Abu Sayyaf militants have crossed the sea border with Malaysia on powerful speedboats and kidnapped scores of foreign tourists in past years. In 2001, they sailed as far as western Palawan province, where they seized 20 people, including three Americans, from a resort.
“If we were not able to monitor this and engage them with our government forces, it’s a cause for alarm if they were able to carry out kidnappings,” dela Rosa said.
Ano said military intelligence operatives had been trying to track down the movements of the suspected militants, who first traveled from Sulu to southern Zamboanga peninsula. Intelligence later indicated the gunmen landed ashore in Inabanga, prompting military and police officials to deploy their forces, he said.
The gunmen traveled on board motor boats along a river to Inabanga’s Napo village, where government forces assaulted them, military spokesman Col. Edgard Arevalo said, adding that troops recovered four rifles and a homemade bomb from the slain gunmen.

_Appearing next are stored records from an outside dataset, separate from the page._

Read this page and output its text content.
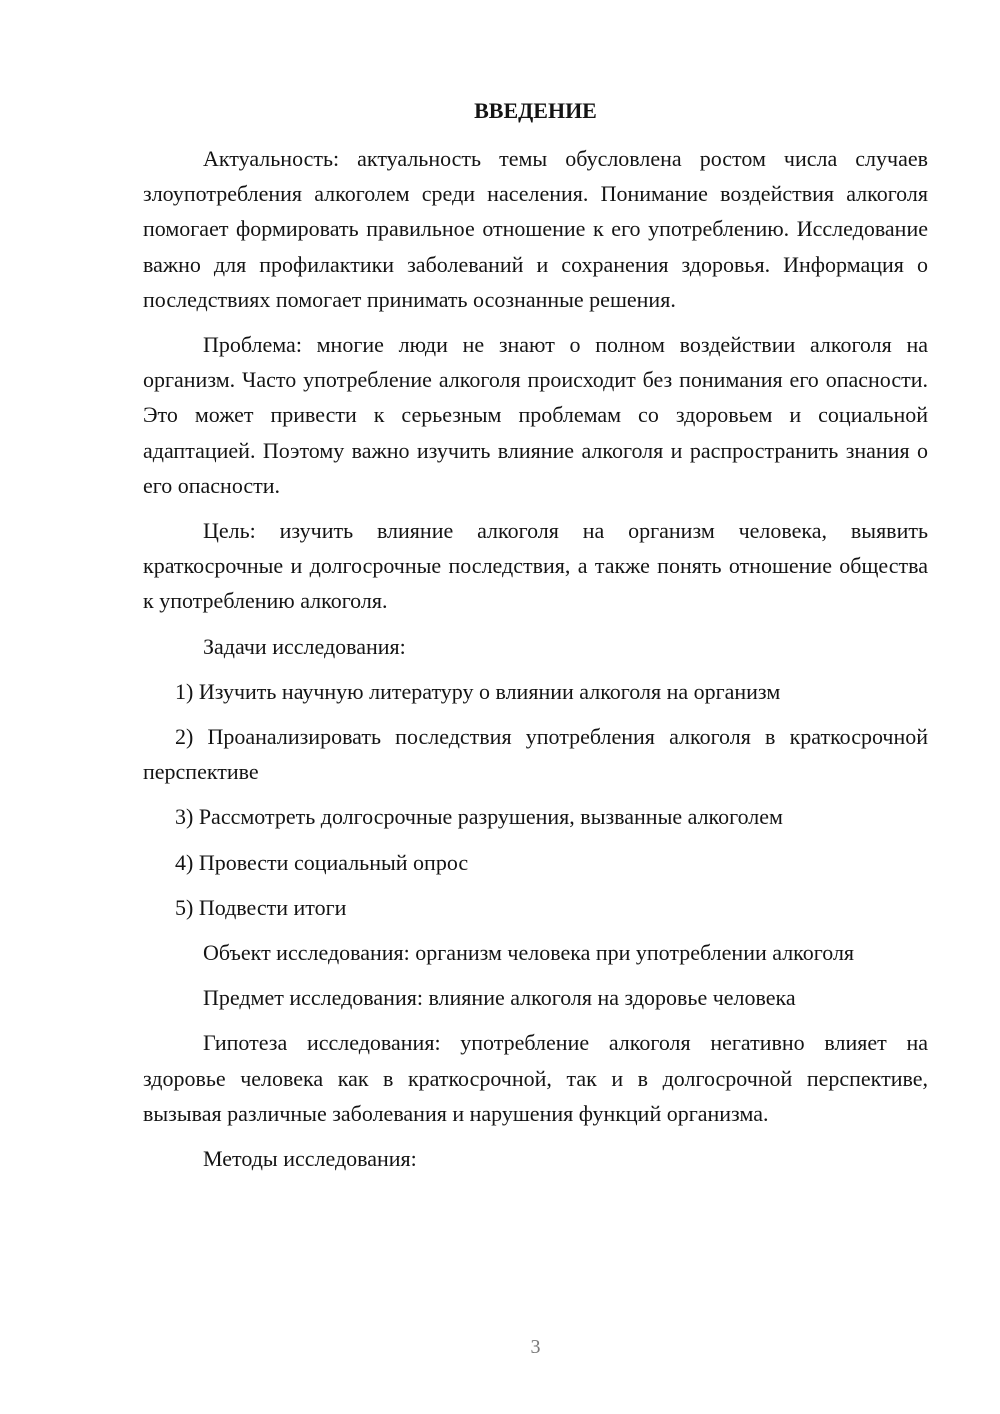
ВВЕДЕНИЕ

Актуальность: актуальность темы обусловлена ростом числа случаев злоупотребления алкоголем среди населения. Понимание воздействия алкоголя помогает формировать правильное отношение к его употреблению. Исследование важно для профилактики заболеваний и сохранения здоровья. Информация о последствиях помогает принимать осознанные решения.

Проблема: многие люди не знают о полном воздействии алкоголя на организм. Часто употребление алкоголя происходит без понимания его опасности. Это может привести к серьезным проблемам со здоровьем и социальной адаптацией. Поэтому важно изучить влияние алкоголя и распространить знания о его опасности.

Цель: изучить влияние алкоголя на организм человека, выявить краткосрочные и долгосрочные последствия, а также понять отношение общества к употреблению алкоголя.

Задачи исследования:

1) Изучить научную литературу о влиянии алкоголя на организм

2) Проанализировать последствия употребления алкоголя в краткосрочной перспективе

3) Рассмотреть долгосрочные разрушения, вызванные алкоголем

4) Провести социальный опрос

5) Подвести итоги

Объект исследования: организм человека при употреблении алкоголя

Предмет исследования: влияние алкоголя на здоровье человека

Гипотеза исследования: употребление алкоголя негативно влияет на здоровье человека как в краткосрочной, так и в долгосрочной перспективе, вызывая различные заболевания и нарушения функций организма.

Методы исследования:

3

The U.S. Embassy in Manila recently advised Americans to take precautions amid “unsubstantiated yet credible information” of possible kidnappings by terrorists in Bohol, nearby Cebu province and other central areas.
The United States and the Philippines have separately blacklisted the Abu Sayyaf as a terrorist organization for bombings, kidnappings for ransom and beheadings. Some Abu Sayyaf commanders have pledged allegiance to the Islamic State group.
Philippine President Rodrigo Duterte has ordered troops to destroy the extremists in Sulu and in outlying island provinces, and has threatened to declare martial law in the country’s south if the threat posed by the Abu Sayyaf and other extremist groups aligned with the Islamic State group gets out of control.
Although the Abu Sayyaf militants have been weakened by years of battle setbacks, they came back to international attention when they separately beheaded two Canadians last year and a German hostage earlier this year after ransom deadlines lapsed. The militants are still holding at least 29 captives in Sulu’s jungles, many of them foreign tugboat and cargo ship crewmen seized at the sea border between the southern Philippines, Malaysia and Indonesia.